The federal budget has posted a $50 billion improvement, but treasurer Jim Chalmers warns that this is being driven by temporary factors.
Pending the final 2021/22 budget results to be released next week, Dr. Chalmers that public finances looked better than expected.
“We have booked a substantial but temporary tax increase,” said Dr. Chalmers Tuesday.
Of the $50 billion improvement since the former government’s March budget, $28 billion came from higher-than-expected revenues, while about $20 billion came from payments that were lower than forecast.
dr. Chalmers said the budget reversal was driven by higher commodity prices. But those prices began to fall — iron ore prices, for example, fell about 20 percent from their June peak, and coking coal prices fell 25 percent.
COVID support payments to businesses were also lower than expected.
dr.
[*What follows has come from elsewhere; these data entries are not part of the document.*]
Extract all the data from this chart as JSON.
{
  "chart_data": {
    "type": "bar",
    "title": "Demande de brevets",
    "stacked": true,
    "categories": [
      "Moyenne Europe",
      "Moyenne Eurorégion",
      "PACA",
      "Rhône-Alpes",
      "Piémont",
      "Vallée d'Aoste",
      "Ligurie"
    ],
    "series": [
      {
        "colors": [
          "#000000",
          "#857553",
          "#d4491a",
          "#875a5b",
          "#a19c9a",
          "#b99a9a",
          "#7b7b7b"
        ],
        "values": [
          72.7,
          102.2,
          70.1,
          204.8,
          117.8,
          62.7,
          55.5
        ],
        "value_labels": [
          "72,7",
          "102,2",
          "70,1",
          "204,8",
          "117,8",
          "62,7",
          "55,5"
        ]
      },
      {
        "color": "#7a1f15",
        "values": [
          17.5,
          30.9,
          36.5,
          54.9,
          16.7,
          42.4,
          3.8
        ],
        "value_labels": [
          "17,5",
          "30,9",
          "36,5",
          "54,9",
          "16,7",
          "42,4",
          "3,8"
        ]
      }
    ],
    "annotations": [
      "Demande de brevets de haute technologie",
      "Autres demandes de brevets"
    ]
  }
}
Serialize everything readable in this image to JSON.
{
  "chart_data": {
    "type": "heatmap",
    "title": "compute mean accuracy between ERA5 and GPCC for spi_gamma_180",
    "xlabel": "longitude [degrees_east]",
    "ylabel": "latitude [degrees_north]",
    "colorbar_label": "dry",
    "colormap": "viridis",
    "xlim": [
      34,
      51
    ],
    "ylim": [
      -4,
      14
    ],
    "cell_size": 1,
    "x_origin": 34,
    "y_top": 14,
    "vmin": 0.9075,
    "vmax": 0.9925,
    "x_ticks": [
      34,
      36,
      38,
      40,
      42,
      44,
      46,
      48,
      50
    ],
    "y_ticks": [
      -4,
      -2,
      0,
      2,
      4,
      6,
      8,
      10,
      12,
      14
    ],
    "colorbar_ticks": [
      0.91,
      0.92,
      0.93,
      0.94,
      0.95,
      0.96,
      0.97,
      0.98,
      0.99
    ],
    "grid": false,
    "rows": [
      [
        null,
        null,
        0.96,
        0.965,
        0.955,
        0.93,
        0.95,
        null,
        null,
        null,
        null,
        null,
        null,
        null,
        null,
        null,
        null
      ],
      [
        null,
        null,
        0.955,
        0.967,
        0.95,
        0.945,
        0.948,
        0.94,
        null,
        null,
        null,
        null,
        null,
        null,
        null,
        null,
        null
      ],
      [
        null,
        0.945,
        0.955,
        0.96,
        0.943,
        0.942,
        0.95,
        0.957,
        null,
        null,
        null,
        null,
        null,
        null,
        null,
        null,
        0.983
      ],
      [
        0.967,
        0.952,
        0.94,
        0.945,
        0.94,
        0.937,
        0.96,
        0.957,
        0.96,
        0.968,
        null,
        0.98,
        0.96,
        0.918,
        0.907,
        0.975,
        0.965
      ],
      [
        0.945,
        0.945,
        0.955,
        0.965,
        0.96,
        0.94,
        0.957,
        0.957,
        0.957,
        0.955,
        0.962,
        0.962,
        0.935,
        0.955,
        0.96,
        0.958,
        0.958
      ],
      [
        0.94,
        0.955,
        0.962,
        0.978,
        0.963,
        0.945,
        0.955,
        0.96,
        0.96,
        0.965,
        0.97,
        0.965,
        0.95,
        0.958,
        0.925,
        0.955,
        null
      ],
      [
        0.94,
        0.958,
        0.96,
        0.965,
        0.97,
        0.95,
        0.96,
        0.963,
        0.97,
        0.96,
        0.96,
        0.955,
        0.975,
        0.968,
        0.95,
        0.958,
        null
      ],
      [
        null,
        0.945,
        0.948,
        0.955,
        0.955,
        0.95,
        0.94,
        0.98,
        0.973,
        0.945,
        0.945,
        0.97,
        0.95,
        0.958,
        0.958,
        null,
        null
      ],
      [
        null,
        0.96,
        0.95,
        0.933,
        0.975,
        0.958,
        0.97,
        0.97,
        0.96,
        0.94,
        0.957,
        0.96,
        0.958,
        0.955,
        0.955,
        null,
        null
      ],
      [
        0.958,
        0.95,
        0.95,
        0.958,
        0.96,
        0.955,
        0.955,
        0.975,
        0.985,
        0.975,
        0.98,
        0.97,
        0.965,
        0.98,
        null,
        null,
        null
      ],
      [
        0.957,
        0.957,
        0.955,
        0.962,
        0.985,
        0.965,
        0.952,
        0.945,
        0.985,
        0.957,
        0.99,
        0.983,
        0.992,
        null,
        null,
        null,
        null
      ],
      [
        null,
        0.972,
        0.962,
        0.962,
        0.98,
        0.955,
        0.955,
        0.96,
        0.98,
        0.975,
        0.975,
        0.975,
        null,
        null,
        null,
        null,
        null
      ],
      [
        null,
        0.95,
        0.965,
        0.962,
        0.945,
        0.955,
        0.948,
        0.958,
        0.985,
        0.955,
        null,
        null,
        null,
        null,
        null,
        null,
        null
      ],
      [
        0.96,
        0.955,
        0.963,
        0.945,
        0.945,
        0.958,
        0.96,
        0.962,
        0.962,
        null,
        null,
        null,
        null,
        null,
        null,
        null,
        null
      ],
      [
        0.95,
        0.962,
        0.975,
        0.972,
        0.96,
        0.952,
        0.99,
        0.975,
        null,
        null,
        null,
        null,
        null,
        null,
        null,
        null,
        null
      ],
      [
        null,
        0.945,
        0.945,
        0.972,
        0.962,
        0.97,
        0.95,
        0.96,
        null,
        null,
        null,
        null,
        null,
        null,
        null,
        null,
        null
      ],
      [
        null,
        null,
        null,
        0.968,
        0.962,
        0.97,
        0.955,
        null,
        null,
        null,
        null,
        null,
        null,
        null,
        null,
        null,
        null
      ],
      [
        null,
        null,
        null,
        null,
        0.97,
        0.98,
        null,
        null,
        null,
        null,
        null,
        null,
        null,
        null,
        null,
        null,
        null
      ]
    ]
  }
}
Chalmers said there were also savings of billions of dollars in promises made under the coalition that had not been kept. and pandemic-related supply chain issues.
“The large payments under expenses are all related to delays in COVID-related spending, including the purchase of vaccines and personal protective equipment, also delays in infrastructure spending due to supply chain disruptions and industrial constraints, as well as lower payments for health care and social security. . ,” he said.
The federal government will announce its formal final budget result next Wednesday.
“But we wanted to give you an idea, because much of the temporary improvement we saw in 2021-22 is now becoming a problem for this government to solve in 22-2023 and beyond – because of the overpromise and under-delivery of many of these funding that will be pushed into the next few years,” said Dr. Chalmers.